Foremost amongst the in-house programmers were Andrew Challis and Kevin Parker. Apart from developing original titles and porting existing games to other platforms they also developed custom "loaders" and produced the tape masters for the duplication of Interceptor and other companies titles. Interceptor pioneered "loada-games" across multiple platforms, not just the C64 (see the Spectrum version of Joe Blade 2). These were a series of mini games that you could play while the main game continued to load from tape. While technically clever, this occasionally resulted in customers returning product mistaking the loada-game for the advertised content.

Other in-house developers included Andrew Severn (last spotted as producer of Gun for Nethersoft), Martin (Jabba) Severn (last spotted working for Pumpkin Studios), Gary Biasillo, Steve Briggs, Chris Johnson (who later worked for SEGA in San Francisco and as a Lead Producer at Zynga), Mike Brown, Paul Griffiths, Robin Chapman and Colin Swinbourne (last spotted at Nice Tech).
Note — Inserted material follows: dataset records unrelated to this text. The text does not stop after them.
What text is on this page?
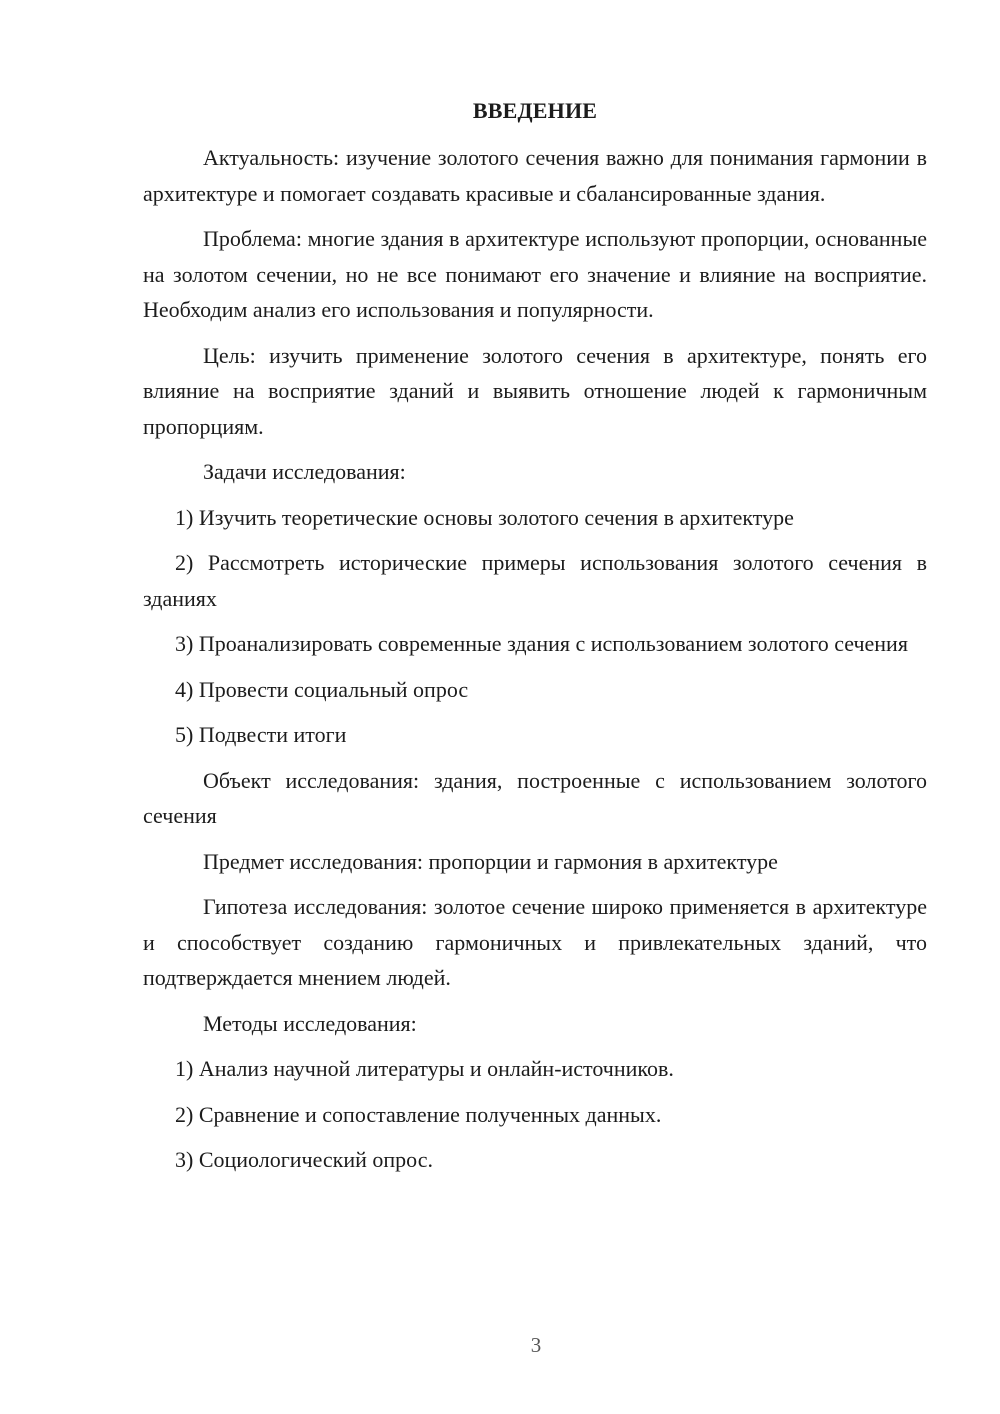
ВВЕДЕНИЕ
Актуальность: изучение золотого сечения важно для понимания гармонии в архитектуре и помогает создавать красивые и сбалансированные здания.
Проблема: многие здания в архитектуре используют пропорции, основанные на золотом сечении, но не все понимают его значение и влияние на восприятие. Необходим анализ его использования и популярности.
Цель: изучить применение золотого сечения в архитектуре, понять его влияние на восприятие зданий и выявить отношение людей к гармоничным пропорциям.
Задачи исследования:
1) Изучить теоретические основы золотого сечения в архитектуре
2) Рассмотреть исторические примеры использования золотого сечения в зданиях
3) Проанализировать современные здания с использованием золотого сечения
4) Провести социальный опрос
5) Подвести итоги
Объект исследования: здания, построенные с использованием золотого сечения
Предмет исследования: пропорции и гармония в архитектуре
Гипотеза исследования: золотое сечение широко применяется в архитектуре и способствует созданию гармоничных и привлекательных зданий, что подтверждается мнением людей.
Методы исследования:
1) Анализ научной литературы и онлайн-источников.
2) Сравнение и сопоставление полученных данных.
3) Социологический опрос.
3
Brian Leake and Mark Davidson, who briefly worked on-site during the development of Debut, followed their careers in the USA; Brian was last spotted at The Walt Disney Company in California, and Mark at Destineer in North Carolina.

Prolific freelance Interceptor programmers Richard Robinson & Keith Harvey (AKA 'Howlin' Mad', also known as 'Mirai') went on to form the multimedia futurist band "Intelligentsia" in Tokyo, and Earth Academy Records in London, both working in TV Media and the progressive arts.